By Sarah Gillespie

Published March 4, 2021

If a person does not check his car’s blind spot, he is still liable for damage caused in the resulting crash. The same concept should apply to algorithms. Auditing algorithms for biases and discrimination should be considered a necessary cost of doing business. While this may seem like an overwhelming task, a simple first step would be to ensure algorithms that receive government funding do not discriminate against federally protected groups, including discrimination based on gender, race, color, disability, or religion. While our society works to eliminate current discrimination, it is also our responsibility to prevent new ways of discrimination from, intentionally or unintentionally, developing.

One example of this is Amazon’s resume screening algorithm, discussed in Data Feminism. The resume screener was trained using prior applicant’s resumes, which were predominantly male. As a result, the algorithm developed a stronger preference for male applicants and even downgraded resumes with the word “women” and graduates of women’s colleges. While Amazon canceled the project, but is easy to see the potential for discrimination that both has measurable financial impacts and the victims do not know they are being discriminated against.

If an algorithm is unable to be reasonably avoided or is government funded, then the algorithm should be subject to transparency requirements. This could be achieved by legislators by amending the Freedom of Information Act with language relevant to today’s technology. At present, regulatory action in this category does not appear to be happening. If legislators are not making acts towards algorithm’s transparency, then I hesitate to rely on them to step even further to create relevant laws that rein in algorithms’ biases and potential harm.
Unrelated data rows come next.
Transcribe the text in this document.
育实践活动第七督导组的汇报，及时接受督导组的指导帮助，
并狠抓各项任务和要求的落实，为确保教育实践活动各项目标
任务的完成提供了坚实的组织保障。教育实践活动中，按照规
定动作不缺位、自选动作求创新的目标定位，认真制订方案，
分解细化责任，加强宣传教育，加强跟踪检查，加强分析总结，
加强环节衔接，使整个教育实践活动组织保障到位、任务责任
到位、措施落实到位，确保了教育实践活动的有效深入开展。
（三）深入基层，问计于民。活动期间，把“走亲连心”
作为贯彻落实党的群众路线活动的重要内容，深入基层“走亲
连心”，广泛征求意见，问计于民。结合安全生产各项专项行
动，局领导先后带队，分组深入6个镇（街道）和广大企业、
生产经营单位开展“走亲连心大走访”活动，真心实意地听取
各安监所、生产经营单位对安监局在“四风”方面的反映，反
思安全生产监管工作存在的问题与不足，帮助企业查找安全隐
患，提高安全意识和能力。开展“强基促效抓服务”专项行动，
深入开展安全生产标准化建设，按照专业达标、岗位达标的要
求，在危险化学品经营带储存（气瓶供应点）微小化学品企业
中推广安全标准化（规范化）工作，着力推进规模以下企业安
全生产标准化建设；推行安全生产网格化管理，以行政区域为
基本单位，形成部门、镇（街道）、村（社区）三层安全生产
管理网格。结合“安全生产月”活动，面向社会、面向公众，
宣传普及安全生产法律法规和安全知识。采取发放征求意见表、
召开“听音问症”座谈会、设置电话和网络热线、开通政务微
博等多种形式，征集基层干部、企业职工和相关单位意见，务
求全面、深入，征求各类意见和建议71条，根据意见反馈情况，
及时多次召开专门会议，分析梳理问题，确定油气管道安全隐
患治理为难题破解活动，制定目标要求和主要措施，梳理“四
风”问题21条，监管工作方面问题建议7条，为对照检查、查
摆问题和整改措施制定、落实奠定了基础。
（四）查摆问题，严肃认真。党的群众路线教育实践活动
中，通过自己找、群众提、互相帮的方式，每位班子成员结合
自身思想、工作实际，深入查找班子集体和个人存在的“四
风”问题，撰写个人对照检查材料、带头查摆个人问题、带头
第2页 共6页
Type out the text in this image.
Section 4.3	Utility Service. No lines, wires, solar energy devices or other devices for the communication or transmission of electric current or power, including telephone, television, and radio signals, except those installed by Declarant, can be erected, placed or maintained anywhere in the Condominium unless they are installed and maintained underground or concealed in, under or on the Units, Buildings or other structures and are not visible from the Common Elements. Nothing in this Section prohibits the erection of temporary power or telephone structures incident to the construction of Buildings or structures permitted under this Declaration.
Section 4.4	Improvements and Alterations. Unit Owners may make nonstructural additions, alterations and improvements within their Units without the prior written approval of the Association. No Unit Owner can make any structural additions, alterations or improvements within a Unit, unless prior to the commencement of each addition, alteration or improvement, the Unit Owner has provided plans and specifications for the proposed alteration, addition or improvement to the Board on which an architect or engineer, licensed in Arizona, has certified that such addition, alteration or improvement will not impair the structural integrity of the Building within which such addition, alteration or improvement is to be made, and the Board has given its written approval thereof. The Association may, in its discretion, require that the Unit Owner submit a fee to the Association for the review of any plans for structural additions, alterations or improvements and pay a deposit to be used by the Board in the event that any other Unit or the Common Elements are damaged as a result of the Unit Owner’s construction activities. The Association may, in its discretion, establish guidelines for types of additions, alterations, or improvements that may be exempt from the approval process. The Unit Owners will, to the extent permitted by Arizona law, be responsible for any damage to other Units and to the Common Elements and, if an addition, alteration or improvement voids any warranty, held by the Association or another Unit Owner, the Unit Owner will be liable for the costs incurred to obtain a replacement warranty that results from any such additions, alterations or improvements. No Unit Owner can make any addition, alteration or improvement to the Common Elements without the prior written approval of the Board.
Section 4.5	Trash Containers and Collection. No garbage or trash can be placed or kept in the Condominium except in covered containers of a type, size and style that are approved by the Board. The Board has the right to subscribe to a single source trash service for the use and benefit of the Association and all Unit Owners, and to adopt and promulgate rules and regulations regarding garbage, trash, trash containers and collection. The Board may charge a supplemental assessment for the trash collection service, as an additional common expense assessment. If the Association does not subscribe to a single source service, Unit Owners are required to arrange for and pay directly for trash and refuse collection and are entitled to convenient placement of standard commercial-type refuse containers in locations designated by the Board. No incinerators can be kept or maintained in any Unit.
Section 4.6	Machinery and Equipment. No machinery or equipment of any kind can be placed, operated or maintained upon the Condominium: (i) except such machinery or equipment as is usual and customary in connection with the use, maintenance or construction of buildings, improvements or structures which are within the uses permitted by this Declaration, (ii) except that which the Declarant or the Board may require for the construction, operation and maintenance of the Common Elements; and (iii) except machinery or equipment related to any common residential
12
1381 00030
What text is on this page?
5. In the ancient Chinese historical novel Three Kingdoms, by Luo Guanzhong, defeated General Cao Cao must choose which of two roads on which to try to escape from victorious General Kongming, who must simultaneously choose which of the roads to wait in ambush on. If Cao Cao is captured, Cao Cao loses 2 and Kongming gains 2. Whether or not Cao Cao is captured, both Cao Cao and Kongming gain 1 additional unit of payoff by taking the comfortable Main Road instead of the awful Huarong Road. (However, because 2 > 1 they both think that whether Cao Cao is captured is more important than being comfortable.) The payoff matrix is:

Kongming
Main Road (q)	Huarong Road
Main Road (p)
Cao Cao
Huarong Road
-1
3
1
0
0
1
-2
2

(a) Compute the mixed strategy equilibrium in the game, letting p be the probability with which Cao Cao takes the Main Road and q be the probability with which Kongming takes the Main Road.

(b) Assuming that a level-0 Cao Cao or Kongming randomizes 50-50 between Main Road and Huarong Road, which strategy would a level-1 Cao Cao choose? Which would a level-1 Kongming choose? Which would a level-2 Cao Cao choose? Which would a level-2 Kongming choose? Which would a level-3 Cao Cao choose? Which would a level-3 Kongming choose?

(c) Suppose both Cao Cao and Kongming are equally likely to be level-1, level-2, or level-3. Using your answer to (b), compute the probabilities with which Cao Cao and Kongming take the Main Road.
I wish corporations would step up to audit their algorithms, but it is unlikely businesses will take on the financial cost and potential embarrassment to audit their algorithms without a strong incentive. Corporations may not want to lift the hood of a profitable algorithm to see victims the algorithm discriminates against. Auditing an algorithm may require skills that the organization’s data science or IT team does not possess. An easy solution if an organization does not have the expertise to audit their own algorithms is to hire an outside consultant. One group that is pioneering auditing algorithms for bias is O’Neil Risk Consulting & Algorithmic Auditing, founded by the author of Weapons of Math Destruction. O’Neil Risk Consulting & Algorithmic Auditing has partnered with AirBNB, the State of Illinois, and Rentlogic.

Since legislators are not up to the task of protecting against harmful technologies, I predict the burden will fall to another branch of the government: the judicial branch. Without specific bills regulating algorithms that systematically harm individuals, the ethical algorithm rulebook will be built via civil lawsuits until there is sufficient case law and penalties to incentivize organizations to audit their algorithms for discrimination.